RACHELLE AKUFFO: We do. I mean, and going into this, this is going to be a bipartisan hearing, where we have both Democrats and Republicans that will be focusing on different sorts of areas of blame here. So you have the Democrats who'll be looking at the impact of regulatory rollbacks, Republicans, meanwhile, primarily focusing on the lack of provision by the Fed, the Treasury, and the FDIC.
We'll be hearing from the chairman of the FDIC, Martin Gruenberg, and the Fed vice chair for supervision. That's Michael Barr. They'll be among those testifying. And as we mentioned there, that prepared testimony is out. Now, Gruenberg is going to be putting some figures to some of this fallout here. The cost to the deposit insurance fund to cover SVB, you're looking at $20 billion. $18 billion, that's covering uninsured depositors, and for Signature Bank, $2.5 billion, $1.6 billion of that going to uninsured depositors.
Now, these amounts are still subject to change. They're still going through the numbers at the moment. But we know that Gruenberg is also going to hint or at least tap into some of these regulatory changes that he'd like to see from midsized banks in his prepared remarks.
He'll say, quote, "The potential regulation of these institutions merits serious attention, particularly for capital, liquidity, and interest rate risk. This would include the capital treatment associated with unrealized losses in banks' securities portfolios. Resolution plan requirements for these institutions also merits review." It's really highlighting what he's going to be focused on. Those unrealized losses clearly were the big headline for these banks failing.
And then also looking at Barr's prepared remarks, he's going to testify that SVB failed because the bank's management did not effectively manage its interest rate and liquidity risks, something that we've been talking about. But also SVB's failure demands a thorough review of what happened, including the Fed's oversight of the bank. I'm committed to ensuring that the Federal Reserve fully accounts for any supervisory or regulatory failings and that we fully address what went wrong, so still taking some accountability in terms of the engagement between the Fed and these banks.

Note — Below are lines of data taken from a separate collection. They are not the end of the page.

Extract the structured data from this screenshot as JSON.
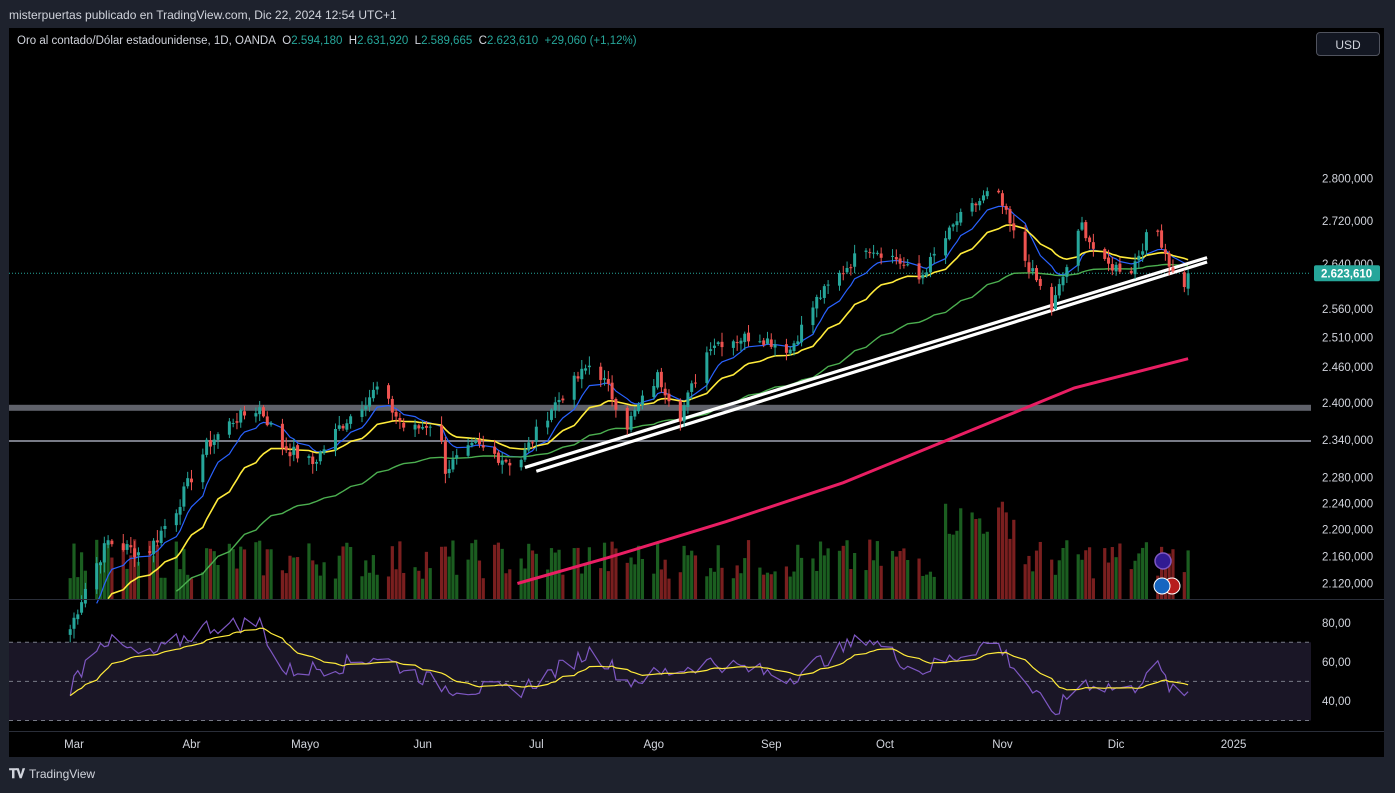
{
  "header": {
    "attribution": "misterpuertas publicado en TradingView.com, Dic 22, 2024 12:54 UTC+1"
  },
  "legend": {
    "symbol": "Oro al contado/Dólar estadounidense, 1D, OANDA",
    "o_label": "O",
    "o_value": "2.594,180",
    "h_label": "H",
    "h_value": "2.631,920",
    "l_label": "L",
    "l_value": "2.589,665",
    "c_label": "C",
    "c_value": "2.623,610",
    "change": "+29,060 (+1,12%)"
  },
  "currency_button": "USD",
  "last_price_label": "2.623,610",
  "footer": {
    "brand": "TradingView",
    "logo": "tv-logo-icon"
  },
  "colors": {
    "up": "#26a69a",
    "down": "#ef5350",
    "vol_up": "#1b5e20",
    "vol_down": "#7a1f1f",
    "ema_fast": "#2962ff",
    "ema_mid": "#ffeb3b",
    "ema_slow": "#4caf50",
    "ema_long": "#e91e63",
    "rsi": "#7e57c2",
    "rsi_ma": "#ffeb3b",
    "trendline": "#ffffff",
    "level": "#787b86"
  },
  "chart_data": {
    "type": "candlestick",
    "instrument": "Oro al contado/Dólar estadounidense",
    "timeframe": "1D",
    "exchange": "OANDA",
    "price_axis": {
      "ticks": [
        "2.800,000",
        "2.720,000",
        "2.640,000",
        "2.560,000",
        "2.510,000",
        "2.460,000",
        "2.400,000",
        "2.340,000",
        "2.280,000",
        "2.240,000",
        "2.200,000",
        "2.160,000",
        "2.120,000"
      ],
      "tick_values": [
        2800,
        2720,
        2640,
        2560,
        2510,
        2460,
        2400,
        2340,
        2280,
        2240,
        2200,
        2160,
        2120
      ]
    },
    "time_axis": {
      "labels": [
        "Mar",
        "Abr",
        "Mayo",
        "Jun",
        "Jul",
        "Ago",
        "Sep",
        "Oct",
        "Nov",
        "Dic",
        "2025"
      ]
    },
    "rsi_axis": {
      "ticks": [
        "80,00",
        "60,00",
        "40,00"
      ],
      "tick_values": [
        80,
        60,
        40
      ],
      "bands": [
        70,
        50,
        30
      ]
    },
    "last_close": 2623.61,
    "horizontal_levels": [
      2392,
      2338
    ],
    "trendlines": [
      {
        "from": [
          "Jun 28",
          2296
        ],
        "to": [
          "Dic 25",
          2652
        ]
      },
      {
        "from": [
          "Jul 1",
          2290
        ],
        "to": [
          "Dic 25",
          2644
        ]
      }
    ],
    "ema_long_path": [
      {
        "t": "Jun 26",
        "v": 2120
      },
      {
        "t": "Jul 20",
        "v": 2158
      },
      {
        "t": "Ago 20",
        "v": 2212
      },
      {
        "t": "Sep 20",
        "v": 2272
      },
      {
        "t": "Oct 20",
        "v": 2346
      },
      {
        "t": "Nov 20",
        "v": 2425
      },
      {
        "t": "Dic 20",
        "v": 2474
      }
    ],
    "close_path": [
      {
        "t": "Feb 28",
        "v": 2040
      },
      {
        "t": "Mar 5",
        "v": 2128
      },
      {
        "t": "Mar 10",
        "v": 2182
      },
      {
        "t": "Mar 20",
        "v": 2162
      },
      {
        "t": "Mar 28",
        "v": 2232
      },
      {
        "t": "Abr 5",
        "v": 2330
      },
      {
        "t": "Abr 12",
        "v": 2372
      },
      {
        "t": "Abr 19",
        "v": 2392
      },
      {
        "t": "Abr 25",
        "v": 2330
      },
      {
        "t": "May 3",
        "v": 2302
      },
      {
        "t": "May 10",
        "v": 2360
      },
      {
        "t": "May 20",
        "v": 2424
      },
      {
        "t": "May 28",
        "v": 2352
      },
      {
        "t": "Jun 5",
        "v": 2372
      },
      {
        "t": "Jun 7",
        "v": 2294
      },
      {
        "t": "Jun 15",
        "v": 2330
      },
      {
        "t": "Jun 26",
        "v": 2300
      },
      {
        "t": "Jul 5",
        "v": 2392
      },
      {
        "t": "Jul 16",
        "v": 2470
      },
      {
        "t": "Jul 25",
        "v": 2364
      },
      {
        "t": "Ago 2",
        "v": 2444
      },
      {
        "t": "Ago 8",
        "v": 2380
      },
      {
        "t": "Ago 16",
        "v": 2500
      },
      {
        "t": "Ago 28",
        "v": 2514
      },
      {
        "t": "Sep 6",
        "v": 2490
      },
      {
        "t": "Sep 13",
        "v": 2576
      },
      {
        "t": "Sep 26",
        "v": 2674
      },
      {
        "t": "Oct 4",
        "v": 2650
      },
      {
        "t": "Oct 10",
        "v": 2612
      },
      {
        "t": "Oct 20",
        "v": 2720
      },
      {
        "t": "Oct 30",
        "v": 2782
      },
      {
        "t": "Nov 6",
        "v": 2660
      },
      {
        "t": "Nov 14",
        "v": 2560
      },
      {
        "t": "Nov 22",
        "v": 2712
      },
      {
        "t": "Nov 27",
        "v": 2640
      },
      {
        "t": "Dic 5",
        "v": 2630
      },
      {
        "t": "Dic 11",
        "v": 2718
      },
      {
        "t": "Dic 18",
        "v": 2586
      },
      {
        "t": "Dic 20",
        "v": 2623.61
      }
    ],
    "rsi_path": [
      {
        "t": "Feb 28",
        "v": 44
      },
      {
        "t": "Mar 8",
        "v": 72
      },
      {
        "t": "Mar 20",
        "v": 62
      },
      {
        "t": "Abr 5",
        "v": 78
      },
      {
        "t": "Abr 19",
        "v": 80
      },
      {
        "t": "Abr 25",
        "v": 55
      },
      {
        "t": "May 10",
        "v": 58
      },
      {
        "t": "May 20",
        "v": 63
      },
      {
        "t": "Jun 7",
        "v": 47
      },
      {
        "t": "Jun 26",
        "v": 45
      },
      {
        "t": "Jul 16",
        "v": 66
      },
      {
        "t": "Jul 25",
        "v": 50
      },
      {
        "t": "Ago 16",
        "v": 60
      },
      {
        "t": "Sep 6",
        "v": 52
      },
      {
        "t": "Sep 26",
        "v": 73
      },
      {
        "t": "Oct 10",
        "v": 55
      },
      {
        "t": "Oct 30",
        "v": 71
      },
      {
        "t": "Nov 14",
        "v": 32
      },
      {
        "t": "Nov 22",
        "v": 50
      },
      {
        "t": "Dic 5",
        "v": 45
      },
      {
        "t": "Dic 11",
        "v": 60
      },
      {
        "t": "Dic 18",
        "v": 38
      },
      {
        "t": "Dic 20",
        "v": 45
      }
    ],
    "grid": false,
    "legend_position": "top-left"
  }
}
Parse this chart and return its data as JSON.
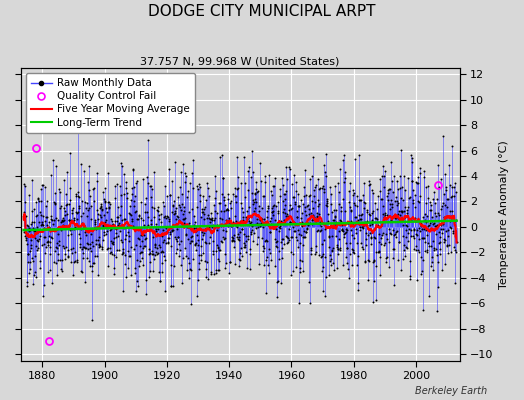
{
  "title": "DODGE CITY MUNICIPAL ARPT",
  "subtitle": "37.757 N, 99.968 W (United States)",
  "attribution": "Berkeley Earth",
  "ylabel": "Temperature Anomaly (°C)",
  "xlim": [
    1873,
    2014
  ],
  "ylim": [
    -10.5,
    12.5
  ],
  "yticks": [
    -10,
    -8,
    -6,
    -4,
    -2,
    0,
    2,
    4,
    6,
    8,
    10,
    12
  ],
  "xticks": [
    1880,
    1900,
    1920,
    1940,
    1960,
    1980,
    2000
  ],
  "start_year": 1874.0,
  "end_year": 2013.0,
  "seed": 42,
  "bg_color": "#d8d8d8",
  "plot_bg_color": "#d8d8d8",
  "raw_line_color": "#4444ff",
  "raw_dot_color": "#000000",
  "qc_fail_color": "#ff00ff",
  "moving_avg_color": "#ff0000",
  "trend_color": "#00cc00",
  "grid_color": "#ffffff",
  "title_fontsize": 11,
  "subtitle_fontsize": 8,
  "legend_fontsize": 7.5,
  "axis_fontsize": 8,
  "ylabel_fontsize": 8,
  "moving_avg_window": 60,
  "qc_fail_years": [
    1878.0,
    1882.0,
    2007.0
  ],
  "qc_fail_values": [
    6.2,
    -9.0,
    3.3
  ]
}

So I mean, we're really looking for accountability that lawmakers are going to be pressing on, but also reassuring the American public that the banking sector is stable. Now, consider this a preview because we're going to be getting a full report from both Barr and Greenberg on May 1. So this will be a taste of what to expect, but obviously still ongoing reviews at the moment.
- And some grandstanding too we can expect on the other side. I'm going to-- we need a drinking game for every time they say, how did this happen?
- Oh, yes.
- When one of members, one of the senators say that.
- It's like, I already answered that question actually before in my prepared statements.
- Yeah, they're still going-- they're still going to ask it.
- They're still going to do it. Yes, theater runs abound in Washington, DC. Thanks so much.